An interesting similarity
between Catharine Macaulays’ Letters on
Education and Priscilla Wakefield’s Reflection
on the Present Condition of the Female Sex is that both critique the
contemporary system of women’s education as being one set up for failure even
in achieving its purpose of educating women to be good wives for their
husbands. In Letters there is a focus
on the hypocrisy in educating women to be desirable towards men, by being
beautiful and delicate, yet also espousing traditional Christian virtues which according
to Macaulay “Vanity and its companion Envy, must taint, in their characters,
every native and every acquired excellence”. What women are being taught to
become “agreeable to a husband” is what females were often criticized and ridiculed
for by modern writers in Macaulay’s time. Reflections
critiques education as inadequate in maintaining a lasting marriage, the
structure can be seen as self-defeating as it is meant to prepare women for marriage
yet does not provide skills needed to maintain that union.

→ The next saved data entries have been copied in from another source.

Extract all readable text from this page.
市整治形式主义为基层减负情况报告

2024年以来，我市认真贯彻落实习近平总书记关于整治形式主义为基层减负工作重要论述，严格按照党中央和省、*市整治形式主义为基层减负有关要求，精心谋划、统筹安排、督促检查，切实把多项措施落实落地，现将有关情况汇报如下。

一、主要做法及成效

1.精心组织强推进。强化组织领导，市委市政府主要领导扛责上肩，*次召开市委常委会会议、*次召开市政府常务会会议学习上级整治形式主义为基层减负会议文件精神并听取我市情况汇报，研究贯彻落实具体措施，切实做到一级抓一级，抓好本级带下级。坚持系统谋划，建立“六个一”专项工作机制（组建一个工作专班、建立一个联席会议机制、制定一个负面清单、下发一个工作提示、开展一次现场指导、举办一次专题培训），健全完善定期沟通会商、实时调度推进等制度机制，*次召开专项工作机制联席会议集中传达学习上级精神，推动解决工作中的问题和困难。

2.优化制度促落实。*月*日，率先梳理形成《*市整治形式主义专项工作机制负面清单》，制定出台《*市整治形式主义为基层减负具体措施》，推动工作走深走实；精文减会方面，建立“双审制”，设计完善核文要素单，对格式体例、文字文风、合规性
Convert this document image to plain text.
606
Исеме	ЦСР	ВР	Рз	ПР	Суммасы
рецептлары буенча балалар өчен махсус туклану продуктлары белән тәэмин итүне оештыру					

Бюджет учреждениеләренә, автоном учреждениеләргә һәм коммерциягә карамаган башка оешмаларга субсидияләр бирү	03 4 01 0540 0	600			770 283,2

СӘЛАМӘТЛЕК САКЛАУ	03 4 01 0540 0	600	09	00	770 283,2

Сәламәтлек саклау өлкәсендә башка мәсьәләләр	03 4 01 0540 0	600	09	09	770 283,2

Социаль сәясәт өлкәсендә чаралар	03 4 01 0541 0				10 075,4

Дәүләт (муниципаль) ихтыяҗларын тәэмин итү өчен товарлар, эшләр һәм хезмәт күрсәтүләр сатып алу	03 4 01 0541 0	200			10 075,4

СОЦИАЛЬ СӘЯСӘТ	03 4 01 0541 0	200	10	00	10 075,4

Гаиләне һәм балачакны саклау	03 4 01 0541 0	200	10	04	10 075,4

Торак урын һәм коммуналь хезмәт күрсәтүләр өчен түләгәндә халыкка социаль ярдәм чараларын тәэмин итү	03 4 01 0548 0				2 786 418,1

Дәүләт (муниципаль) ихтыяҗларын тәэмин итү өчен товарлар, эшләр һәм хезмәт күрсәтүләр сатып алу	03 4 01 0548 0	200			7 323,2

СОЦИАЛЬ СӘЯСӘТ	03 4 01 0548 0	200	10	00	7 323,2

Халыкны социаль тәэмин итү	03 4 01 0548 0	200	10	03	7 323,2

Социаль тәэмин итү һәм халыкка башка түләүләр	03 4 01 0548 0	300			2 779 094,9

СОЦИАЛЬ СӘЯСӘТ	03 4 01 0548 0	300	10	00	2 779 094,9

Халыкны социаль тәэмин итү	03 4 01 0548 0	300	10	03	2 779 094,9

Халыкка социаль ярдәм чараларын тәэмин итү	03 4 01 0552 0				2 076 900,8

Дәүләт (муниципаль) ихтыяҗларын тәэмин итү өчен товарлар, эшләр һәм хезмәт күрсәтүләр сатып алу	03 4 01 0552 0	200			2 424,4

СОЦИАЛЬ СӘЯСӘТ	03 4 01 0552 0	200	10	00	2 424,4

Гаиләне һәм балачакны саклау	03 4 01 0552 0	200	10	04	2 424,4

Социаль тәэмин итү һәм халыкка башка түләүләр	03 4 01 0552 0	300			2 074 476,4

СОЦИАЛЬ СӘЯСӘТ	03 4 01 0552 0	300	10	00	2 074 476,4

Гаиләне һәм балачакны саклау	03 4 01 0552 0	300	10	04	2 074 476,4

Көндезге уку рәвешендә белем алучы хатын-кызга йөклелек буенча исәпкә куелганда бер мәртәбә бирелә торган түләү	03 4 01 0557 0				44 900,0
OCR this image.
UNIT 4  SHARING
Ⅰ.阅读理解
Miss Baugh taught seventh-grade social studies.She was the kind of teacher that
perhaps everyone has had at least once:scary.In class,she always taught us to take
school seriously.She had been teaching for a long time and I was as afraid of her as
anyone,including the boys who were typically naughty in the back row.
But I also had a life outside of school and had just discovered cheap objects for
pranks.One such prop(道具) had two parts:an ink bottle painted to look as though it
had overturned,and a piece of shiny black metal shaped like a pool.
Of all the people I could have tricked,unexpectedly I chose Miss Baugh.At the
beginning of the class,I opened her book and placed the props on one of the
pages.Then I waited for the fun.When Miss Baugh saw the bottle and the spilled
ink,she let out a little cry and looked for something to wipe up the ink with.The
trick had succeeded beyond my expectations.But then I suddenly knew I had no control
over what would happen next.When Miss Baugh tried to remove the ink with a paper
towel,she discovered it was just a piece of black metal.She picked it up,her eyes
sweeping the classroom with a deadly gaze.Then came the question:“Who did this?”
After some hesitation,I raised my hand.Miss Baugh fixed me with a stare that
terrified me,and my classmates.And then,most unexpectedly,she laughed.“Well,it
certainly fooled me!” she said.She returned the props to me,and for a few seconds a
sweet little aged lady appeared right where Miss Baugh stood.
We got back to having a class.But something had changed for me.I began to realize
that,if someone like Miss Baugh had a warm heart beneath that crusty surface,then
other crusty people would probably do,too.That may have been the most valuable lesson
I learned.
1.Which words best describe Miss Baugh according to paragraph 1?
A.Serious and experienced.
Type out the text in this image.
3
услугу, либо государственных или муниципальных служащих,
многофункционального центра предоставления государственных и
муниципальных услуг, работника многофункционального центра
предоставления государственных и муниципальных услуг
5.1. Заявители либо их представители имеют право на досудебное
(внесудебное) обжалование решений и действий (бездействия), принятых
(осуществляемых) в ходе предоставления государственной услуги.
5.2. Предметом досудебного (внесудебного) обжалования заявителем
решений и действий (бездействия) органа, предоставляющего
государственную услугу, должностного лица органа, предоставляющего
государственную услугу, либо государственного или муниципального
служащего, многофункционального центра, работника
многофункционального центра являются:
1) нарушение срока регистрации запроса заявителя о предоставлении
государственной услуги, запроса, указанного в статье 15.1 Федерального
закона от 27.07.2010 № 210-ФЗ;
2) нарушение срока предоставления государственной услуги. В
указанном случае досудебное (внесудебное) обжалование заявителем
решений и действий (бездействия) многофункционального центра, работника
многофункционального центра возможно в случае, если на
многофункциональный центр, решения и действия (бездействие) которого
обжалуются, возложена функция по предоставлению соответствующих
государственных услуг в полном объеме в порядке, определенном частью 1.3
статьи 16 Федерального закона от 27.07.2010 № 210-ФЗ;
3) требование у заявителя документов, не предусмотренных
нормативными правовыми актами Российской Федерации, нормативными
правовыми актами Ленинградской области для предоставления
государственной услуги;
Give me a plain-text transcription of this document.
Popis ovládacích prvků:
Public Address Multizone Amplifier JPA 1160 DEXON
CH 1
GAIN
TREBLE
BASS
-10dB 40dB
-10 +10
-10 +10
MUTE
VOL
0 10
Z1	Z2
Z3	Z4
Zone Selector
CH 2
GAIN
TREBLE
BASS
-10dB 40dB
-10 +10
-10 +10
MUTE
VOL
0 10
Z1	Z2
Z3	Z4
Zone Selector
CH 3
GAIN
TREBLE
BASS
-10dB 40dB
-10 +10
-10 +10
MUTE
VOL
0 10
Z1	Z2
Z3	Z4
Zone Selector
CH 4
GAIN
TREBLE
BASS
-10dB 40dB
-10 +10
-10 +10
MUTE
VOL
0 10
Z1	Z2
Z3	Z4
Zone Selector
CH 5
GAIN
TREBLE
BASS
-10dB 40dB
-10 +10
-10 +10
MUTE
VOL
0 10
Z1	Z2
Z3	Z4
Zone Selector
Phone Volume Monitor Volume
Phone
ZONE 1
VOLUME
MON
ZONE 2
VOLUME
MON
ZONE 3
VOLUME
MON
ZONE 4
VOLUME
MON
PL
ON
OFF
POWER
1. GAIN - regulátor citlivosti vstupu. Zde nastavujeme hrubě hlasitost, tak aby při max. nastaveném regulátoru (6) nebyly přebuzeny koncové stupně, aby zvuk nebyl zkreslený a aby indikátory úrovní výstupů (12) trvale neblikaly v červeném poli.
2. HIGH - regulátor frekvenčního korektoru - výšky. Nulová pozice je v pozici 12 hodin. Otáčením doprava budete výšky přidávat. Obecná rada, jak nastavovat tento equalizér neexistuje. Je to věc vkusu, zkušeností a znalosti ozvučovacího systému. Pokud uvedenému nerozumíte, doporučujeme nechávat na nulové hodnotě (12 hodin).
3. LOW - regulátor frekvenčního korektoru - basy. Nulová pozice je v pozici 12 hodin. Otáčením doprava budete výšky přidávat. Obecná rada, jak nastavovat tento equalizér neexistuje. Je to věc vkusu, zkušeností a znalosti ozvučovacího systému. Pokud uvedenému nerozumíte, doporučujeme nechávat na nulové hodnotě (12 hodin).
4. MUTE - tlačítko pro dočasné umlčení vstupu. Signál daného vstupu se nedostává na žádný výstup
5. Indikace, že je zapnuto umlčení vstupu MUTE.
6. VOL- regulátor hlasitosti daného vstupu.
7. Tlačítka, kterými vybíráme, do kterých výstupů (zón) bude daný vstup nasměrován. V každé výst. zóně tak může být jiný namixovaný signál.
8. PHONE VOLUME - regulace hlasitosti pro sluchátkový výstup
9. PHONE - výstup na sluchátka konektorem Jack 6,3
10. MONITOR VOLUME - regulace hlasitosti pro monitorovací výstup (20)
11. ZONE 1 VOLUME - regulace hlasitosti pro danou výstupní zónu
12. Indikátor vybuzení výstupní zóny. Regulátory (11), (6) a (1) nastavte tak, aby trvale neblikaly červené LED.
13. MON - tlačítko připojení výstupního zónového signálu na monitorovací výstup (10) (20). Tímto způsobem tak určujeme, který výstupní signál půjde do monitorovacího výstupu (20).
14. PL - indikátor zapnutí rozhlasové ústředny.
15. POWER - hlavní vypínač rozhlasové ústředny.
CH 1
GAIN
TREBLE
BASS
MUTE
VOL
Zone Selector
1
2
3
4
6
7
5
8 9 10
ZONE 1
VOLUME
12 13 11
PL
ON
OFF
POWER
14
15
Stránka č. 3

For Wakefield female
instruction is not sufficient to be only constructed around “the whole science
of pleasing” as it is limited only obtaining the marriage but not equipping
women the skills and knowledge needed in living as a wife and or mother. It is also interesting to note that Wakefield
echoes some of Wollstonecraft’s ideas of companionship marriage “…and to sum up
all, the chosen friend of his bosom”.